YOU may think that "community" is at the heart of aboutus. Why should anyone care? If we want information about a web site there are plenty of ways of finding out and I doubt yours is top of most peoples' list. Your "service" is of little help to web surfers and can be annoyingly misleading; and it is potentially dangerous to web site owners if anyone finds the incorrect information and BELIEVES it.
Whatever you may think about your "community", at the end of the day the site is a commercial undertaking.
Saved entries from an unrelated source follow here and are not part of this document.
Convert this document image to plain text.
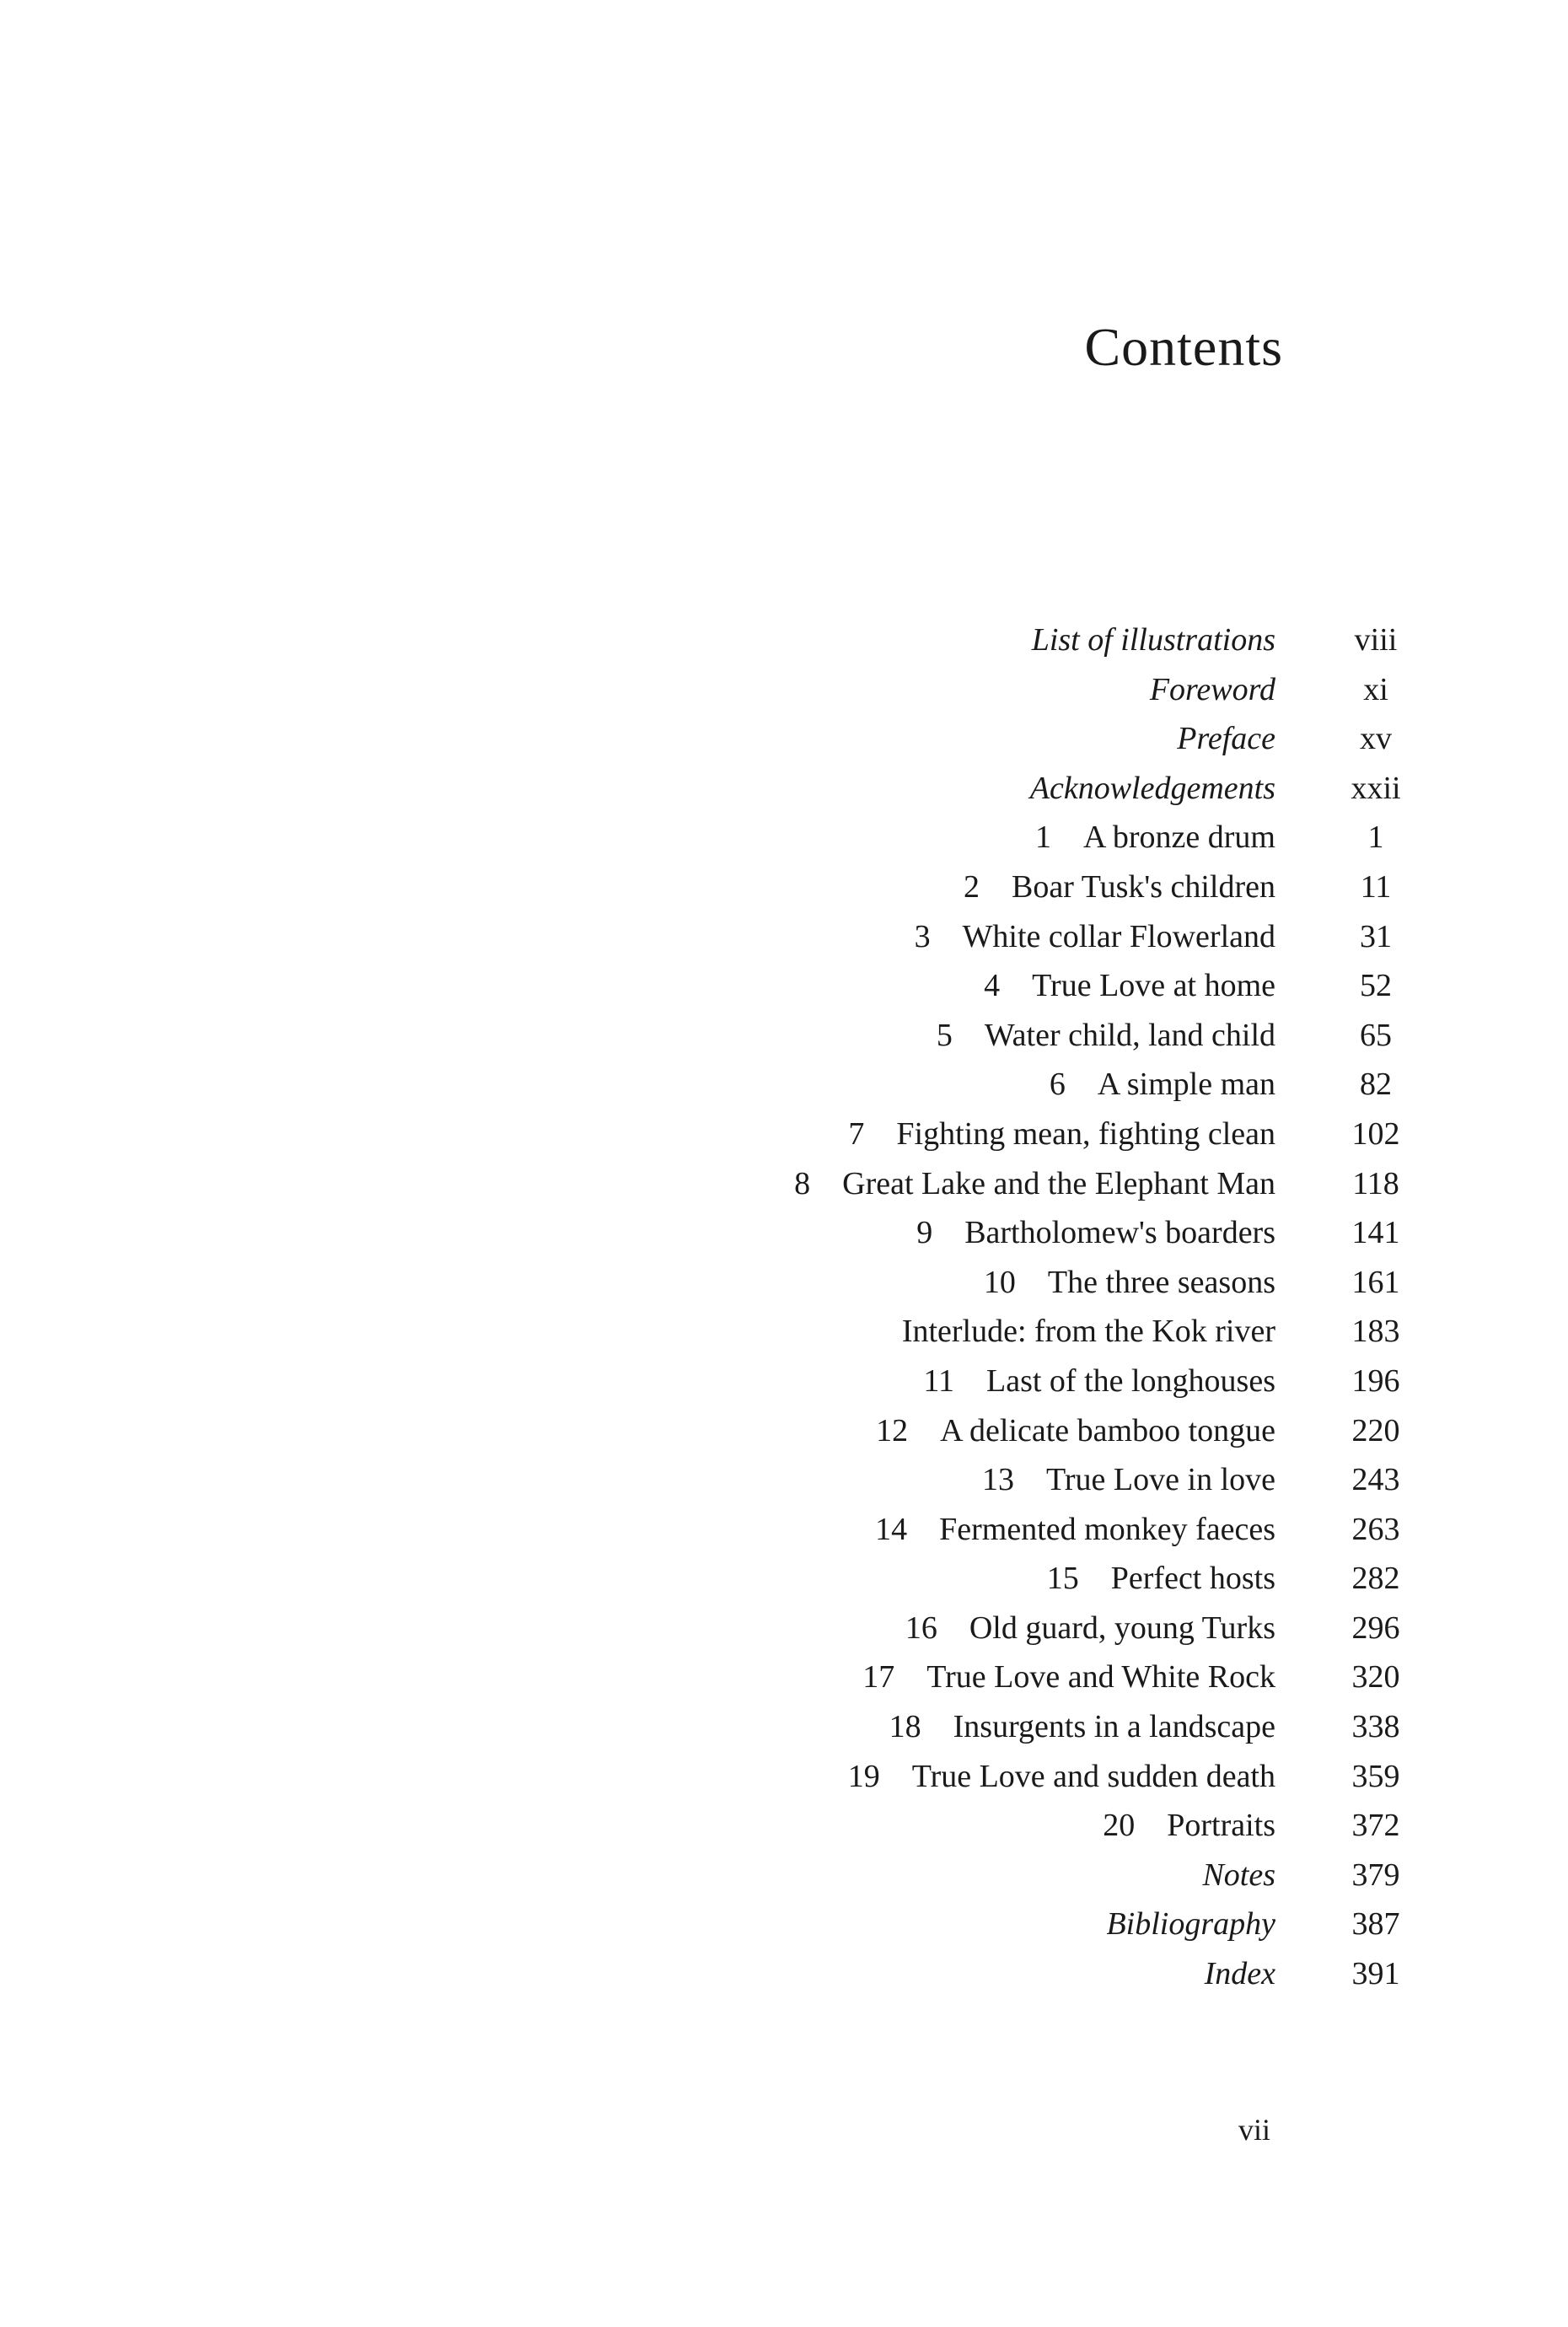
Contents
List of illustrations viii
Foreword	xi
Preface	xv
Acknowledgements xxii
1 A bronze drum	1
2 Boar Tusk's children	11
3 White collar Flowerland	31
4 True Love at home	52
5 Water child, land child	65
6 A simple man	82
7 Fighting mean, fighting clean 102
8 Great Lake and the Elephant Man 118
9 Bartholomew's boarders 141
10 The three seasons 161
Interlude: from the Kok river 183
11 Last of the longhouses 196
12 A delicate bamboo tongue 220
13 True Love in love 243
14 Fermented monkey faeces 263
15 Perfect hosts 282
16 Old guard, young Turks 296
17 True Love and White Rock 320
18 Insurgents in a landscape 338
19 True Love and sudden death 359
20 Portraits 372
Notes 379
Bibliography 387
Index 391
vii
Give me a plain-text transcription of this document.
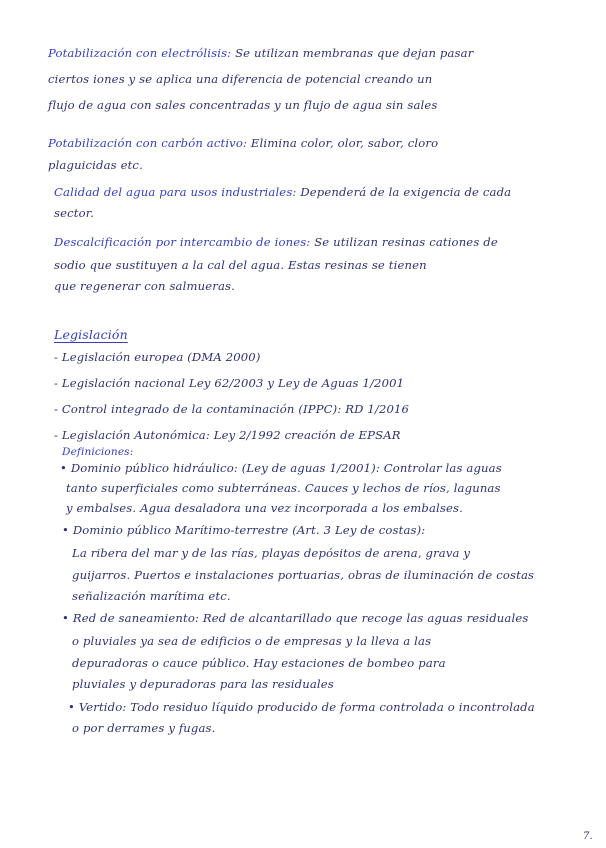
Potabilización con electrólisis: Se utilizan membranas que dejan pasar
ciertos iones y se aplica una diferencia de potencial creando un
flujo de agua con sales concentradas y un flujo de agua sin sales
Potabilización con carbón activo: Elimina color, olor, sabor, cloro
plaguicidas etc.
Calidad del agua para usos industriales: Dependerá de la exigencia de cada
sector.
Descalcificación por intercambio de iones: Se utilizan resinas cationes de
sodio que sustituyen a la cal del agua. Estas resinas se tienen
que regenerar con salmueras.
Legislación
- Legislación europea (DMA 2000)
- Legislación nacional Ley 62/2003 y Ley de Aguas 1/2001
- Control integrado de la contaminación (IPPC): RD 1/2016
- Legislación Autonómica: Ley 2/1992 creación de EPSAR
Definiciones:
• Dominio público hidráulico: (Ley de aguas 1/2001): Controlar las aguas
tanto superficiales como subterráneas. Cauces y lechos de ríos, lagunas
y embalses. Agua desaladora una vez incorporada a los embalses.
• Dominio público Marítimo-terrestre (Art. 3 Ley de costas):
La ribera del mar y de las rías, playas depósitos de arena, grava y
guijarros. Puertos e instalaciones portuarias, obras de iluminación de costas
señalización marítima etc.
• Red de saneamiento: Red de alcantarillado que recoge las aguas residuales
o pluviales ya sea de edificios o de empresas y la lleva a las
depuradoras o cauce público. Hay estaciones de bombeo para
pluviales y depuradoras para las residuales
• Vertido: Todo residuo líquido producido de forma controlada o incontrolada
o por derrames y fugas.
7.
It is making money out of US, first from exploiting our registration details and then from theft of our COPYRIGHTED site content.
[edited by: incrediBILL at 2:45 am (utc) on Mar. 15, 2009]
[edit reason] removed specifics tos #13, keep it civil tos #4 [/edit]
To pursue every bot that lands on a site, test it for compliance and add it to this file is far too time consuming for webmasters.
The problem is it's a robots EXCLUSION protocol, not an INCLUSION protocol
That's why I whitelist my robots.txt file and convert it to an INCLUSION protocol:
#allow these bots
User-agent: googlebot
User-agent: slurp
User-agent: msnbot
User-agent: teoma
User-agent: Mediapartners-Google*
Disallow:#block all other bots that ask
User-agent: *
Disallow: /
Then you stop chasing thousands of bots that honor robots.txt and you can review a months worth of robots.txt requests at your leisure and see if anything is worth letting in.
I have felt for several years that robots.txt is, like a major part of the internet, rather antiquated (can you say that about something only about 20 years old?). It's all very well google patching and darning but it'll take a major impetus to get robots sorted out, starting with killing botnets and working up.
Aboutus.com uses it as their "archive" link. I found several "saved copies" of my web sites. Sent DMCA notices.
From the iterasi.net home page:
Every day you find web pages you may never see again. Which is fine, unless you actually need that information. Bookmarks don’t cut it. They lead you to where that information was — but not the information itself. With iterasi, you can save any web page and return to it anytime, from anywhere, forever.